Certains ont du fric et une piscine, d’autres un piège à filles, que je t’envie.
• Serais-tu homosexuel ?
Dis-le-moi, car sinon je me tire.
Sucer ou me faire sucer par un mec, ce n’est pas mon truc !
• Reste, tu n’as rien à craindre, ça fait trois fois que nous venons nous baigner la nuit à la fraiche et je ne t’ai jamais fait de proposition scabreuse.
• Je préfère ça !
Ça me ferait mal d’être obligé de mettre mon poing dans la gueule de mon meilleur ami.
Dommage que tu partes avec ton père en vacances à Acapulco voir les plongeurs du haut de leur falaise.
J’aurais bien profité de ta piscine jusqu’à la fin des vacances avant de trouver un job après mon échec au bac.
• Je t’avais dit de mieux bucher au lieu de ne penser qu’à baiser les jeunes pucelles de notre bahut !

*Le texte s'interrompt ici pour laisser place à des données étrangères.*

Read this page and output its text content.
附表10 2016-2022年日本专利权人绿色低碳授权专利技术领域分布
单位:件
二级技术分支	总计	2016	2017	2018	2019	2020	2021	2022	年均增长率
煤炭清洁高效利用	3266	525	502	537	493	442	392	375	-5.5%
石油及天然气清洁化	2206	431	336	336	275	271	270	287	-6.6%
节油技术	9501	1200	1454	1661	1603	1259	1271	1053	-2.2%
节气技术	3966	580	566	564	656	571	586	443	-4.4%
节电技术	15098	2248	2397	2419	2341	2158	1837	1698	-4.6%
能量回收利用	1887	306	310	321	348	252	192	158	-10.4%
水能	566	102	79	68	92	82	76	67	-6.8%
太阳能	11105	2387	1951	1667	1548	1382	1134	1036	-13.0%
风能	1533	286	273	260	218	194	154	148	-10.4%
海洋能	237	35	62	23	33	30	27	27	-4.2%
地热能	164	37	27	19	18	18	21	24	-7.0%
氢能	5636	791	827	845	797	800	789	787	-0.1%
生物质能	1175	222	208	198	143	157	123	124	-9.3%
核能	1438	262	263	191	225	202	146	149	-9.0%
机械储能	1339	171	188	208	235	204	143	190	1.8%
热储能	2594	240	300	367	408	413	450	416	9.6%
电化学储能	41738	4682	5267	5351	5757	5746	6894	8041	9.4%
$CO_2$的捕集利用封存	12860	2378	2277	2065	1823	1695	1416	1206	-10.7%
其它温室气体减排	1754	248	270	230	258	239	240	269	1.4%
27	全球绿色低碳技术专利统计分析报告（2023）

Jacques se met le doigt dans l’œil, c’est deux profs que je baise.
La prof d'EPS et notre prof de maths.
La deuxième mariée a deux enfants, mais un mari qui ne sait pas la baiser.
Ma grosse queue les fait craquer et surtout j’ai plutôt tendance à aimer les femmes mures comparées aux jeunes tendrons de notre lycée.
J’ai sauté une pucelle, une seule fois, je me suis mis du sang partout lorsque ma verge a éclaté son hymen.
Le lendemain elle me parlait mariage.
Heureusement je m’étais couvert, ce qui n’a pas dû être le cas de Damien, sur qui elle s’est rabattue, c’est avec un gros ventre qu’elle a réussi les épreuves du baccalauréat.
Ce couillon de Damien, disait à qui voulait l’entendre qu’il l’avait dépucelé.
C’est du moins ce qu’elle lui avait fait croire, ce n’est pas lui qui a payé le pressing pour faire disparaitre les traces de son sang de pucelle sur mon futal.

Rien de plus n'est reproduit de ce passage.